Community projects are rarely carried out under ideal conditions. They are shaped by limited budgets, tight timeframes, uneven resources, and the need to adapt continually to what is available rather than what is imagined. Within Creative Agents, the work is openly done within these constraints, understanding that care, responsiveness, and trust often matter more than optimisation or polish.
I've written previously about creative listening as a practice that requires sitting with uncertainty, partial outcomes, and the discomfort of not knowing how things will resolve. In reflecting on Stephen Willats' Social Resource Project for Tennis Clubs, I was struck by how even historically significant participatory work did not meet all its intended aims, yet still held value in what it generated along the way.
In choosing to work with photocopy paper 'rubbish', limited tools, and no guaranteed outcome, I'm deliberately placing myself in conditions not unlike those experienced by the Creative Agents. This feels important. If I am seeing constraints, uncertainty, and risk in my creative listening, then I need to be willing to do the same in the response, whatever it might be.
Moving into paper as a material mirrors this way of working. The paper may tear. The cord may fail. The form may not hold as hoped. What I imagine may not be what emerges. Naming that risk matters, particularly in a context where participation is invited rather than directed. This is where the 'Man in the Arena' resurfaces for me, not as a call to individual heroism, but as permission to step forward without certainty. Within Creative Agents, this courage is collective. It is held across conversations, shared reflection, and learning together, rather than resting on any single person or outcome. I think this is a critical gift in the programme.
I am also guided here by the combined thinking of Ursula K Le Guin, Stephen Willats, and Rutger Bregman, each of whom, in different ways, places value on participation over performance, trust over control, and process over resolution. In this context, failure is not an endpoint. It is information. It feeds back into the work, shaping what happens next.

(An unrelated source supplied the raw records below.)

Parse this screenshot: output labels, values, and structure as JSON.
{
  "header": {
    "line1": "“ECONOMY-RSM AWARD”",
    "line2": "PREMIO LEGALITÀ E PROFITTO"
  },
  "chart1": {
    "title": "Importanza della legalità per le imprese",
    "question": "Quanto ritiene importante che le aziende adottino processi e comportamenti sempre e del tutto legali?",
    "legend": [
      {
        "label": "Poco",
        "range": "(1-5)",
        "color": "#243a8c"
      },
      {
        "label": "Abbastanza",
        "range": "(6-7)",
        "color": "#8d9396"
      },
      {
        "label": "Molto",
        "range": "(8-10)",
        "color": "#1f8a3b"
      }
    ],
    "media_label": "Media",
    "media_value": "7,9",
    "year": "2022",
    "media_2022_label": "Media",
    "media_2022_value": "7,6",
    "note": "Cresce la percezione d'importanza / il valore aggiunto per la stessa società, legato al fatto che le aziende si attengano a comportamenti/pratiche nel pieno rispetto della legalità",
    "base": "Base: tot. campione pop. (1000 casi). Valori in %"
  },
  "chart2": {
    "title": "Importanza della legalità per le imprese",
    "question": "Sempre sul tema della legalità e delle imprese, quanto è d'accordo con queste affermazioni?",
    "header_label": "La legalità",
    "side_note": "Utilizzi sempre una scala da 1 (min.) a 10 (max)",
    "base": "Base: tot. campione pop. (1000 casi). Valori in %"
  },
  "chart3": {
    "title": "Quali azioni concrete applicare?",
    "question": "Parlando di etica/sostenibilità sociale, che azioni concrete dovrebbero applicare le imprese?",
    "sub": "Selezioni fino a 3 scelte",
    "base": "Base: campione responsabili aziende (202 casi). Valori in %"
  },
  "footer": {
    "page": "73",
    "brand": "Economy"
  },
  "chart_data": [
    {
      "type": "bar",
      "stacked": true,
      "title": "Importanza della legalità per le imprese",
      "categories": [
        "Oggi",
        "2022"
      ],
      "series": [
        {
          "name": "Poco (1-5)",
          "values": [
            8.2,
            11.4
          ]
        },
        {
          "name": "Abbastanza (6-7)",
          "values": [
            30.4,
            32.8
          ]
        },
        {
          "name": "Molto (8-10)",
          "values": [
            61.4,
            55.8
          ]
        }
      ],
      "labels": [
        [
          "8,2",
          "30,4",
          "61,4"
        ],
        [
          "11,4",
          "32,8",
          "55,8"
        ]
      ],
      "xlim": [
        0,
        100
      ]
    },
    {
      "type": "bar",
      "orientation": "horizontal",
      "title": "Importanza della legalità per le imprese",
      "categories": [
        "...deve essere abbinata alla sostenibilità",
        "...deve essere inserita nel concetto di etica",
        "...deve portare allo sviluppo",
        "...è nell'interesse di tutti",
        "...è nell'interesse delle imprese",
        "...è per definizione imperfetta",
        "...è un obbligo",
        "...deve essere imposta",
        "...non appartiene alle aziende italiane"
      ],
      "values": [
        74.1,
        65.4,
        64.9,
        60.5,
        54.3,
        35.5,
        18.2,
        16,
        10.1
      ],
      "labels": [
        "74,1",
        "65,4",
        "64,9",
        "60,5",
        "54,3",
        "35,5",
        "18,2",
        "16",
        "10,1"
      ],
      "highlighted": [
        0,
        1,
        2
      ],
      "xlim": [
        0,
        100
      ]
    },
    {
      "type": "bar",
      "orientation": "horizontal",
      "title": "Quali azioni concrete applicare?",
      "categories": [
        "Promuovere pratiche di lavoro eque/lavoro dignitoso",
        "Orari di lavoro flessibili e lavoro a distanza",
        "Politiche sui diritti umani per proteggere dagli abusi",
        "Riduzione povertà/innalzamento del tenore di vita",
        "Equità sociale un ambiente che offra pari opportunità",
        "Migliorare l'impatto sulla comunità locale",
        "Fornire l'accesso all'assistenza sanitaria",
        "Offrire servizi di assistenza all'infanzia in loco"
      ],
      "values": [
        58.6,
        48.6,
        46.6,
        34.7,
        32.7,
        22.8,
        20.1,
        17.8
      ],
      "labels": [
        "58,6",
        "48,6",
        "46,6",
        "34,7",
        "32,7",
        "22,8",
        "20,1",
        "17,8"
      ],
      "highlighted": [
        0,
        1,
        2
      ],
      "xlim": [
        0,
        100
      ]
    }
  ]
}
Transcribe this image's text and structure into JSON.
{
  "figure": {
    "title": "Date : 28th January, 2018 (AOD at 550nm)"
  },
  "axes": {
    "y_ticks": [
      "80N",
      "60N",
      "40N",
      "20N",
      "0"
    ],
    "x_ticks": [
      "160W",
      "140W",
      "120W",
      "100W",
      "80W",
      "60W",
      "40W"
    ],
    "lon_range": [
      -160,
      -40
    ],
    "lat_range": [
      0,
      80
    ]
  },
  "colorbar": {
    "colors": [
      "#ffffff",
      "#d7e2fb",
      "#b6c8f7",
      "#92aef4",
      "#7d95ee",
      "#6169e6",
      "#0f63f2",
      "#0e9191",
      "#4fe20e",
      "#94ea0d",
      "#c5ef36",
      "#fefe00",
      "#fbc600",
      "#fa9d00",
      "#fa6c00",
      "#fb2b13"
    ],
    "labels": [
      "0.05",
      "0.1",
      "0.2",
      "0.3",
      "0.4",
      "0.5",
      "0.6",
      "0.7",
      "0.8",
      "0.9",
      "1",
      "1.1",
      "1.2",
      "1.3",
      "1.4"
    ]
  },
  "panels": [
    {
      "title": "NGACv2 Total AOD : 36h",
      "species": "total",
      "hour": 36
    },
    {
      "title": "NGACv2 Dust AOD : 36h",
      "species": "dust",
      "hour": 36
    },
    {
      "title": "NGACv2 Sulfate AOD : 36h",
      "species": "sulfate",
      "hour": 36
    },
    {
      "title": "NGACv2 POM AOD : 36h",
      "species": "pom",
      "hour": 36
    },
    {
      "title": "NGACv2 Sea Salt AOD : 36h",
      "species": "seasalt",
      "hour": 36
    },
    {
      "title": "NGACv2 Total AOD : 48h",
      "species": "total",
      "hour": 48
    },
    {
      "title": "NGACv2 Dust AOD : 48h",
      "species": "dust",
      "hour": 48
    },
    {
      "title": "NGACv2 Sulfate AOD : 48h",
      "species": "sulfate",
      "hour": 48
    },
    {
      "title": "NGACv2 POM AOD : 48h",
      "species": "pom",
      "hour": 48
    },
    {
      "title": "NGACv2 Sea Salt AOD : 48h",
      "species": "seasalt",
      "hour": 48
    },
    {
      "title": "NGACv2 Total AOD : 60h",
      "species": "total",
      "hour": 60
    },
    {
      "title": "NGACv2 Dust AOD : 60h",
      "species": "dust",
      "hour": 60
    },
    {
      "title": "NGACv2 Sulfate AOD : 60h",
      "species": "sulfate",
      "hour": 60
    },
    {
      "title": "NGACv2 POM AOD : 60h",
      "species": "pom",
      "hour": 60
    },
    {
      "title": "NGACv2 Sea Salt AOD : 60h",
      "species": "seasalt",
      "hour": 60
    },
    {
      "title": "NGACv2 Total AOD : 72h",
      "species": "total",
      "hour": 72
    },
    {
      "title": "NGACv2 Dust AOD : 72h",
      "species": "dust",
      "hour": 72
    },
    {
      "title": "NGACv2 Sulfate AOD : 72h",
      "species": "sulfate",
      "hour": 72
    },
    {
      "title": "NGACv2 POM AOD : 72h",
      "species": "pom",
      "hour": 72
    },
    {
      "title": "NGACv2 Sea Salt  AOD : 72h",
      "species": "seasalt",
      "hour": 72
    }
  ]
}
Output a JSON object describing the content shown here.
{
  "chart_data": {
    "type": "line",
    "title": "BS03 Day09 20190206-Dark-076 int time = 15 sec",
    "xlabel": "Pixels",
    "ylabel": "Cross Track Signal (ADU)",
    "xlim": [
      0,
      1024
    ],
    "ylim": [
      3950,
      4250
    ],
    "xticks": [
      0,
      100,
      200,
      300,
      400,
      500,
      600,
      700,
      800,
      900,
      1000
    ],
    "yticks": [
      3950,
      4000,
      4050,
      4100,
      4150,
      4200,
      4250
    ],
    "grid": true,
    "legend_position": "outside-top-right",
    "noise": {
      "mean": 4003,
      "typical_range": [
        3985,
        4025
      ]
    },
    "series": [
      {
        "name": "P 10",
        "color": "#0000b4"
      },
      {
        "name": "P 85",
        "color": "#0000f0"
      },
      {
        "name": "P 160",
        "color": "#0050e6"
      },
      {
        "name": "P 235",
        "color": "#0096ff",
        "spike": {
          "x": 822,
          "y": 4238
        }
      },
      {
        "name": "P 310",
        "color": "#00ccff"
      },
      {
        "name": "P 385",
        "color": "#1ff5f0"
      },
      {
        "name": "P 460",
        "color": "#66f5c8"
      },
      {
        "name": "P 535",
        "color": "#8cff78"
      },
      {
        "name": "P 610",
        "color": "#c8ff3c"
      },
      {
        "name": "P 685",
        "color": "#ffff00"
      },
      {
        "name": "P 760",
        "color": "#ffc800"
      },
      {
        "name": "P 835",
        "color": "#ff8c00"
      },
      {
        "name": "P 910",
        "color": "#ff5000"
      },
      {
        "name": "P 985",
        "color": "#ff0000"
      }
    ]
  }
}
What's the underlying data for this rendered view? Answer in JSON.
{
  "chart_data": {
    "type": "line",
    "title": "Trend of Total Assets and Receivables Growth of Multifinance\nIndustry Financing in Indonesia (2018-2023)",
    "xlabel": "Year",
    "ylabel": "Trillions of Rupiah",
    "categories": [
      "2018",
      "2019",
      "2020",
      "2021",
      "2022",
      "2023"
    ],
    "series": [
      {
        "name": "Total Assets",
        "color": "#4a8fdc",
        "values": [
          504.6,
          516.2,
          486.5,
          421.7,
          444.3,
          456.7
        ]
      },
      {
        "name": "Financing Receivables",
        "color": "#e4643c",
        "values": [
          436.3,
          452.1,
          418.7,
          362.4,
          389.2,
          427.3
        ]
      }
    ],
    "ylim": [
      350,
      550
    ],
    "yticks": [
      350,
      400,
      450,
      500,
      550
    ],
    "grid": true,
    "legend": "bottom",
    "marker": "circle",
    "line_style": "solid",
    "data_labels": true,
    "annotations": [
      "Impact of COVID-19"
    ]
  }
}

If the paper basket fails, that failure will still matter.
It will still be part of the listening. It will inform how invitations are framed, how materials are approached, and how care is taken in future stages of the work. This project does not depend on mastery or success, but on attentiveness, responsiveness, and the willingness to adapt.
So this is where the work currently sits: within real constraints, with uncertainty acknowledged, and with a commitment to proceed carefully. Not to prove something, but to continue listening through making, and to do the best I can with what is available. I must add that, as a currently rehabilitating perfectionist who is often referred to as the 'sensitive one' by my family, I don't like failure, or even the possibility of it. However, to be a true Creative Agent or community-centred participatory artist, this is the habitat that must be lived in and will be lived in during my making.
Continuing Through Pausing & Making | What Comes Next
For now, the work pauses here. Not because it is finished, but because it is being carefully held and assessed. As a Creative Listener working alongside the Creative Agents, this moment is about sitting with the same mix of feelings, thoughts, uncertainty, and partial activity that exists within a live community project, rather than stepping outside it to comment from a distance. The values have been tested, the conditions have been named honestly, and the limits have been Willats' acknowledged. The bowl and basket forms are not intended as outcomes or solutions, but as a performative response shaped by listening, constraint, and reflection, drawing on Stephen Willats' understanding of art as a social model where observation, feedback, and response are integral to the work. What comes next will not be rushed or resolved in advance. It will emerge through continued attention, care, and responsiveness, extending the practice of listening through making.
The outcome is considered likely to occur, but might not. Either termination represents success and should be recognised as such by all bodies (and me.)